[OT] Type-checking (was Re: Python Strings)

Darren New dnew at san.rr.com
Wed Sep 6 21:42:20 EDT 2000


Keith Ray wrote:
> By these definitions, some dialects of Pascal are "weakly statically
> typed" because those dialects have a type-cast syntax, and other
> dialects of Pascal are "strongly statically typed" because those other
> dialects don't have type-casts.

Well, it depends on whether the type-cast really changes the value or not.
For example, in C, there are two kinds of type casts:

int i; float j;
j = (float) i; /* That's a strongly-typed type cast */

int * i; float * j;
j = (float *) i; /* That's a weakly-typed type cast */

> Other people, who have built large systems in Smalltalk for example,
> know that large systems can be built, as long as there is enough testing
> and discipline in creating that system.

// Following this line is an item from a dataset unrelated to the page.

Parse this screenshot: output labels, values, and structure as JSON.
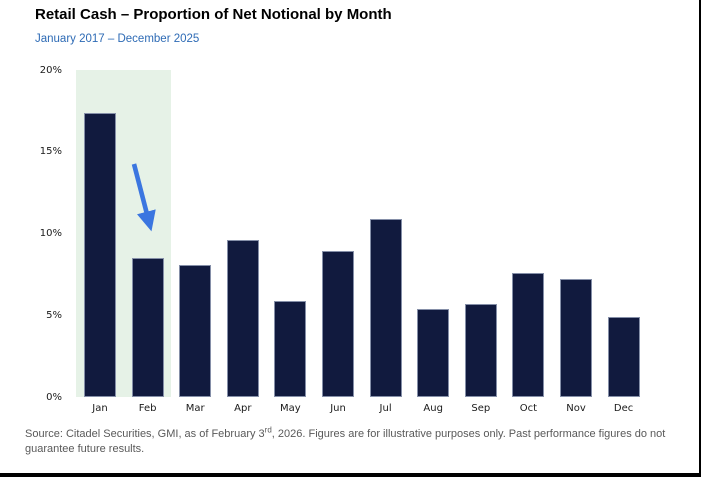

Actually, there are some folks who argue that large systems are *harder* to
build with strict type checking. 

> "References" to objects allocated in the heap are the normal usage in
> Smalltalk, Object Pascal, Objective-C, Python, Oberon?, Modula3?, some
> object-oriented dialects of Forth, and just about every other OO
> programming language that I've heard of.  C++ is, as far as I know, the
> only language that allows objects to take space on the stack instead of
> the heap.

To be fair, in Smalltalk, the stack is allocated in the heap (which is very
cool), so truth is stranger than fiction sometimes. ;-)

-- 
Darren New / Senior MTS & Free Radical / Invisible Worlds Inc.
San Diego, CA, USA (PST).  Cryptokeys on demand.
"No wonder it tastes funny. 
            I forgot to put the mint sauce on the tentacles."